Suffering an injury while working can be very hard to overcome. A person endures the pain of the injury and the difficulty in filing a workers' compensation claim. Sometimes the claim will be denied due to technicalities or lack of medical evidence. If an individual loses a workers' compensation claim, there are other ways to obtain medical treatment and replacement wages, including private health insurance and Social Security disability.
The first option to consider after losing a workers' compensation case is whether to appeal the decision. An appeal would allow your case to be heard by a different judge, who may view the facts in your favor. It is important to consider that appeals are often lengthy and costly. They also can consume a great deal of time. But, if an injured worker wins, he may be entitled to attorneys' fees, costs, and back benefits.
Private Health Insurance
Payment of outstanding medical bills is an important consideration after losing a workers' compensation case. Private health insurance does not pay for treatment related to a workers' compensation claim. However, once an individual loses a workers' compensation case, he can resubmit all bills to his private insurance for payment. The insurance provider may request a copy of the order denying the claim. The downside to payment by private insurance is that the individual will still have to pay all copays out of pocket.

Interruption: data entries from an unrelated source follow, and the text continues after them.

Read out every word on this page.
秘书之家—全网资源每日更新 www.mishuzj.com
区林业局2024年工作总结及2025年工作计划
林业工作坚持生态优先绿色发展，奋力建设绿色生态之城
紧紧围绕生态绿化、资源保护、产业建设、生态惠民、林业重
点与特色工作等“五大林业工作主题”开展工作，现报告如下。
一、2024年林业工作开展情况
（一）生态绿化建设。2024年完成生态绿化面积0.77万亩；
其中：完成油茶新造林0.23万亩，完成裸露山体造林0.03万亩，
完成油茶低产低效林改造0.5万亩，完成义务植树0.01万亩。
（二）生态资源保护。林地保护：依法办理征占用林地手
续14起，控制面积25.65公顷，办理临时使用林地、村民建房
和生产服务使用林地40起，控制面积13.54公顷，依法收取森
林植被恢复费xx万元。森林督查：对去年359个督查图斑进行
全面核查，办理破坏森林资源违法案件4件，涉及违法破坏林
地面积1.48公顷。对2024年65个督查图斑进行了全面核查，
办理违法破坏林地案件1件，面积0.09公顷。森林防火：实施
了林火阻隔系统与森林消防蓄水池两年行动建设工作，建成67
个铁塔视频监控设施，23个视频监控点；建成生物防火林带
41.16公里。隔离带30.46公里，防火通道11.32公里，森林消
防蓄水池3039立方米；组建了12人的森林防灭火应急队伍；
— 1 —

Social Security Disability
If an individual has a long-term medical condition, he can apply for Social Security disability benefits. This condition does not have to be work-related. The federal government follows a strict definition of disability. The medical condition must be disabling for at least a year or is expected to result in death. In order to receive benefits, an individual must meet a recent work test based on his age at the time of his injury and a duration of work test to show that he worked long enough under Social Security.
Return to Work
Most individuals simply return to work after losing a workers' compensation claim. Filing a workers' compensation claim does not mean that you lose your job. Many states have enacted legislation to prohibit this kind of discrimination. If an employee needs to take time off work to recover from the injury, he can use sick leave, vacation leave, paid time off or unpaid time off. Any medical bills can be submitted through regular health insurance.